Musical gatherings are frequent at home. Julieta is a singer, the type of singer who suffers when not singing. We live in the outskirts of Salta, in a place I’ve been coming to since I was ten. It was here that I filmed my first Westerns with my siblings.
In the Argentine North, it’s easier to remember this is an Indigenous continent. Copla singing, with a caja, a small handheld drum, is a fundamental tradition in this area. It is mostly women who sing coplas, while herding animals in the hills, or in gatherings. Coplas can be about sad things, happy things, very sexual things. They are usually sung in the first person. The coplera sings a few lines, which the rest will then repeat as a refrain. It is not about taking the place of the other person and understanding, but about being the other person in their joy, their pain.
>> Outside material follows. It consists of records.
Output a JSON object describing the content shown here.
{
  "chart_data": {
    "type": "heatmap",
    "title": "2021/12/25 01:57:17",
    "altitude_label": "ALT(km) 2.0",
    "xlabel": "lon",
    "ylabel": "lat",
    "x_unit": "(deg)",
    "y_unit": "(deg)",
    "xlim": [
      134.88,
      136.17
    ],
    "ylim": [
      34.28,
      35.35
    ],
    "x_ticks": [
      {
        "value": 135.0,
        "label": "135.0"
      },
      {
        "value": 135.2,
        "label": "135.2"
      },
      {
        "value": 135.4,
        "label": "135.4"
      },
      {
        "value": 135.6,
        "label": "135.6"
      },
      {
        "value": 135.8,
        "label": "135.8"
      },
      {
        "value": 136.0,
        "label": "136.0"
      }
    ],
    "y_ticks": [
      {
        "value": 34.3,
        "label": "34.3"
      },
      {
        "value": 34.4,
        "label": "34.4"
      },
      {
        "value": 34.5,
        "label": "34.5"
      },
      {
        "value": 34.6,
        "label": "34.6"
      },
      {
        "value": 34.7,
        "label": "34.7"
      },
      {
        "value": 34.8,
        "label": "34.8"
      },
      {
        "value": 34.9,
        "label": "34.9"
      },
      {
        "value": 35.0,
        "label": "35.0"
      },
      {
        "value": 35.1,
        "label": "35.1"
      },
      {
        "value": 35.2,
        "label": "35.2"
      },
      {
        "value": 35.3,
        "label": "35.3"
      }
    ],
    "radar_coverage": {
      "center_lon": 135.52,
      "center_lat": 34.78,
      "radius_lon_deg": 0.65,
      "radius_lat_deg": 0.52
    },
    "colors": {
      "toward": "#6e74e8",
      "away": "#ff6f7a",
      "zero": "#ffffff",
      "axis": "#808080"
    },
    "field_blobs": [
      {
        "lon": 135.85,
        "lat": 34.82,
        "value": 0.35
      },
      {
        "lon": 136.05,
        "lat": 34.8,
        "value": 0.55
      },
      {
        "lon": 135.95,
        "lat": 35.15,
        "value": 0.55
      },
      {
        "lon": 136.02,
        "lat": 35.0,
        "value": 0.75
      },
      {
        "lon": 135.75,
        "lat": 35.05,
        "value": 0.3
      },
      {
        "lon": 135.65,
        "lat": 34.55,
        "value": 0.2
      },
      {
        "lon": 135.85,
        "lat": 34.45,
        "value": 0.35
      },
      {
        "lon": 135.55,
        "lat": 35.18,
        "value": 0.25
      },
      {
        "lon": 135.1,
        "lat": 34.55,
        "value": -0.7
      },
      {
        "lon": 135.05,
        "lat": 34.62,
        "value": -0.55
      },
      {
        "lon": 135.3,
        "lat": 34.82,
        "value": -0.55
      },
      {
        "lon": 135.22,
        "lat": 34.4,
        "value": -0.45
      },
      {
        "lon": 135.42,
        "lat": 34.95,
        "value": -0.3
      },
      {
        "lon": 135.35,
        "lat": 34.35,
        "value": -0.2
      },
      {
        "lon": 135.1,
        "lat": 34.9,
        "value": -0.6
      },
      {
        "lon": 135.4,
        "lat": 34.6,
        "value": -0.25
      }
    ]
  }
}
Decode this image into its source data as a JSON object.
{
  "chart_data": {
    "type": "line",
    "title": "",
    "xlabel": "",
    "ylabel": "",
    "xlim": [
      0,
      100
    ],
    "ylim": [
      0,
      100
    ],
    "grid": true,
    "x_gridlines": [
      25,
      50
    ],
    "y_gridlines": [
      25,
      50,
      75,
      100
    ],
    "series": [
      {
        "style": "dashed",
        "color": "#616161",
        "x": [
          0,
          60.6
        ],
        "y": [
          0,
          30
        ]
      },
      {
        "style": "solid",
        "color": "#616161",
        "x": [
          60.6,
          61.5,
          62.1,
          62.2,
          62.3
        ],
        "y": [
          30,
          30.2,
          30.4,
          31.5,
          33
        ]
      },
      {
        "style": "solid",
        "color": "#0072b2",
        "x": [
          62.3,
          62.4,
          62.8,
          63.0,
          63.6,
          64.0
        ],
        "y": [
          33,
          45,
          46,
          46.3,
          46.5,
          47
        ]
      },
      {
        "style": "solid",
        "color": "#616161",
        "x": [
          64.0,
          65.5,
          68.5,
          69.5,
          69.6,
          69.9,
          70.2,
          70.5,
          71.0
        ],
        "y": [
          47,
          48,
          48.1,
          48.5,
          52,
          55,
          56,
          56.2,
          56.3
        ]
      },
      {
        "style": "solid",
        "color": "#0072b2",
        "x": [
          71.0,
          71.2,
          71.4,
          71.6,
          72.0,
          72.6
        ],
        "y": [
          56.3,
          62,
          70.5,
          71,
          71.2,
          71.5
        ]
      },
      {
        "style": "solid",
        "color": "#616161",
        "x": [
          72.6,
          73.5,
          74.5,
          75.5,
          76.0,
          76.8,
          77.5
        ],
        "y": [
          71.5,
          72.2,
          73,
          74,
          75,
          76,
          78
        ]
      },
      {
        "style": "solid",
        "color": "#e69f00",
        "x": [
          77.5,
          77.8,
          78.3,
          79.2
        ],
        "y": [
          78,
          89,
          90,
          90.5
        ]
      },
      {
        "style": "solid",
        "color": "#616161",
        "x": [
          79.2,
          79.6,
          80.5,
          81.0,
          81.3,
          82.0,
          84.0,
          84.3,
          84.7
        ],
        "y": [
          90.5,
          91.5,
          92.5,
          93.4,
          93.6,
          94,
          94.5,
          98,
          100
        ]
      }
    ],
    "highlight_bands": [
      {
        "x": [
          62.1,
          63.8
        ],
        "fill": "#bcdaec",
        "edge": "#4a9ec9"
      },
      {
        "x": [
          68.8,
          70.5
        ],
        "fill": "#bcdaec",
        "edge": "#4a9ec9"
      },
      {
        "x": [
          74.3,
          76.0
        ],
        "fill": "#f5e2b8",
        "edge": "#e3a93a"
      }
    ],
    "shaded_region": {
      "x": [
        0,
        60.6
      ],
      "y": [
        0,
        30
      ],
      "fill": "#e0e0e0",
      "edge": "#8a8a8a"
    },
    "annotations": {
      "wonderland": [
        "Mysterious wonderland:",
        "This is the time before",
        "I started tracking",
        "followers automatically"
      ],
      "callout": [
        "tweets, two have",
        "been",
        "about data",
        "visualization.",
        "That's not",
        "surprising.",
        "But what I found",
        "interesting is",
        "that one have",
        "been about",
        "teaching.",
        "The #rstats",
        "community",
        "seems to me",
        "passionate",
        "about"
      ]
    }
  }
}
Mariana Carrizo is a coplera from the Calchaquí Valleys, as is Lorena Carpanchay. It’s an area where Indigenous communities were not brought down. Mariana is a copla star with a sharp tongue. Lorena began her career not too long ago. She is the first trans coplera of the Calchaquí Valleys. She still lives up in the hills, herding her animals and traveling to tell the adventures of other traviarcas like her.
When we moved to La Calderilla, we met Mar and Mac, the Whiskys. They are the girls sitting in the car while one of their songs plays in the background. They make noise music. They like to use machines. The whole process of moving here was easier with them, because they take care of our realm when we are away for work.
And Biyami is another friend we met in the street. She is trap artist from a neighborhood with some issues in terms of the future.
We went for a walk with Julieta, thinking of what we would do when the filmmaking equipment arrived, choosing locations. It’s like stepping out into the garden to see what is growing.
It’s a celebration. When people come together, divinity appears, which is not necessarily a good thing. Divinity can be terrible.